After pretending to recognize him for a moment, Watkins realized he was being mistaken for another white teacher who also happened to be named Bill.
“I was amused that this would-be best friend would be confused for so long,” Watkins said.
But the racial demographics of the United States make that far less likely, given 65 percent of U.S. workers are white. And white people are far more visible in U.S. media, making all Americans more attuned to their physical differences.
While #Representationmatters has become a cultural force in demanding visibility for people of color in film and television in recent years, generations of Americans have grown up watching mostly white faces on screen and in speaking roles where they are given more depth and humanity.
“As a minority in America, you’re much more likely to get practice differentiating between white faces due to more exposure,” Johnson said.
While there are cognitive explanations for the “work twin” problem, these kinds of common, subtle slights, known as microaggressions, cause undue stress over time. Microaggressions — such as asking Asian Americans where they’re from or repeatedly mispronouncing a person’s name — make people of color permanent outsiders and create constant discomfort in offices, schools and other places.
“Study after study shows that there are negative compromises to well-being when people experience microaggressions,” said David Rivera, an associate professor at Queens College, City University of New York, who has studied microaggressions for more than a decade. “It’s the accumulation of microaggressions over the months and days and years that creates these compromises.”

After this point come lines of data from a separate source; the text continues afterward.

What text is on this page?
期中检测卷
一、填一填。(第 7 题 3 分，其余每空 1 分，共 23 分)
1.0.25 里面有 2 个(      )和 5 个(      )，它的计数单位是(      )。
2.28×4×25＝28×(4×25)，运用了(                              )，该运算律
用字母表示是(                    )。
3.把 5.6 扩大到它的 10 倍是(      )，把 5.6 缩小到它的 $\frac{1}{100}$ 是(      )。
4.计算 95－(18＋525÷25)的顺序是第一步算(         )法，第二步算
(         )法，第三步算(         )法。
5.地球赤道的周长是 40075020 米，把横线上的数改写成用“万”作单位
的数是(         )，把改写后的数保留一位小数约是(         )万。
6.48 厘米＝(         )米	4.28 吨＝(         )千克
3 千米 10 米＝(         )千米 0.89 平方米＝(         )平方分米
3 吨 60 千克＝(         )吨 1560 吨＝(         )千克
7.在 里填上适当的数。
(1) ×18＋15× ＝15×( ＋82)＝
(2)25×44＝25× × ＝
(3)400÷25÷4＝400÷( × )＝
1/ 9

This can lead to mental health issues such as depression, traumatic stress symptoms and suicidal ideation. It’s a particular problem in workplace hierarchies, which make it difficult to raise grievances over these slights, Rivera said.
“If you receive a microaggression from someone who is higher status, you likely have more to risk,” he said. “People tend to keep those microaggressions to themselves because they don’t want to be labeled as the troublemaker.”
Workplace microaggressions can have a ripple effect, too, endangering people beyond the direct target.
An Indian American doctor working at a Minneapolis hospital described a situation when a nurse mistook her identity while asking about a patient’s status. The nurse wanted to know whether it was OK for the patient who had liver disease to eat that day. Since the patient had no medical procedures scheduled, the doctor replied, “Yes, of course it is.”
But the nurse was asking about a different patient.
“Another woman who had liver disease was being taken care of by one of my colleagues, who I think looks nothing like me, but she’s Indian,” said the doctor, who requested anonymity to avoid violating patient privacy laws. “And she came in the workroom and said, ‘My patient couldn’t go down to biopsy because someone let her eat.’ ”
For those who experience cross-race effect frequently, psychological explanations can feel like a cold comfort.
Mandeep Singh, a 25-year-old Sikh man, is frequently confused for colleagues at the San Francisco tech company where he works, and he has made a point to call out anyone who confuses him for another brown-skinned co-worker, even when the vice president of his company made the error.
Singh said that he would like to see the company have a more open conversation with white co-workers about such microaggressions and the harm they cause to employees of color and the general office culture.
“I don’t think it needs to be a dramatic and controversial conversation, but I think that individuals need to understand why this happens and where it is coming from,” Singh said. “If an organization wants to be respectful, this is part of the conversation that people need to have.”